His latest book, coauthored with public radio music critic Tim Riley, “is written for readers with no musical background whatsoever.” To be released early next year, it will be marketed to college students but aimed at general readers as well. In it, he and Riley focus on twenty-five iconic Beatles songs–not just their musical aspects, but their roles in the worlds of social protest, psychedelia, and fashion–everything that made Beatles songs so integral to their era. Everett is a virtuoso in illustrating how the Beatles borrowed from many sources–classical music, show tunes, Indian music, Motown, and blues–to create their pop concoctions.

At sixty-two, Everett still has a teenybopper’s passion for pop music. And he says his students are amazingly attentive to his insights into the music of their grandparents’ generation. He’s heard today’s students dismiss Nirvana as “old music” because it dates to 1990 but says he’s never heard any diss the Beatles that way. The lads from Liverpool have yet to skip a generation in their appeal, and in this sense, as well as their sheer genius, they are becoming a contemporary form of classical music–enduring, deep, and always open to fresh interpretation.

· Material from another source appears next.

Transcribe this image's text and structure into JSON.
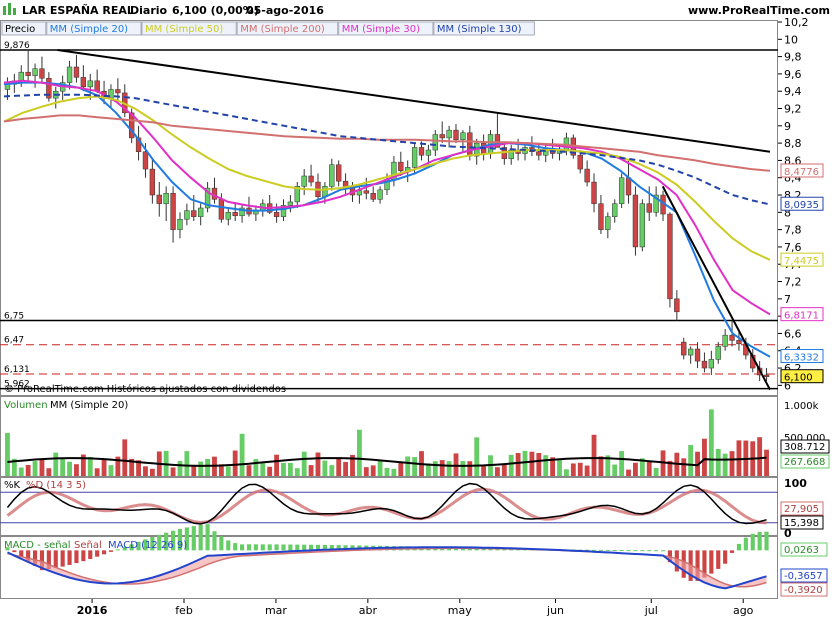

No one pooh-poohs Everett’s research interests any longer. “It’s a long time since I’ve encountered any resistance,” he says. “Most of the music faculty support research and teaching in many forms of popular music.” He points out that faculty composer Eric Santos also is a rock bassist, and new dean Aaron Dworkin “is leading the way in this area.”

Fifty years after Sgt. Pepper’s, is anything left to be discovered about the Fab Four? Absolutely, Everett says–for instance, in the album’s impact on the Summer of Love, hippies, Woodstock, and the anti-Vietnam War movement. “Whenever I listen to a Beatles song,” he says, “I hear something new.”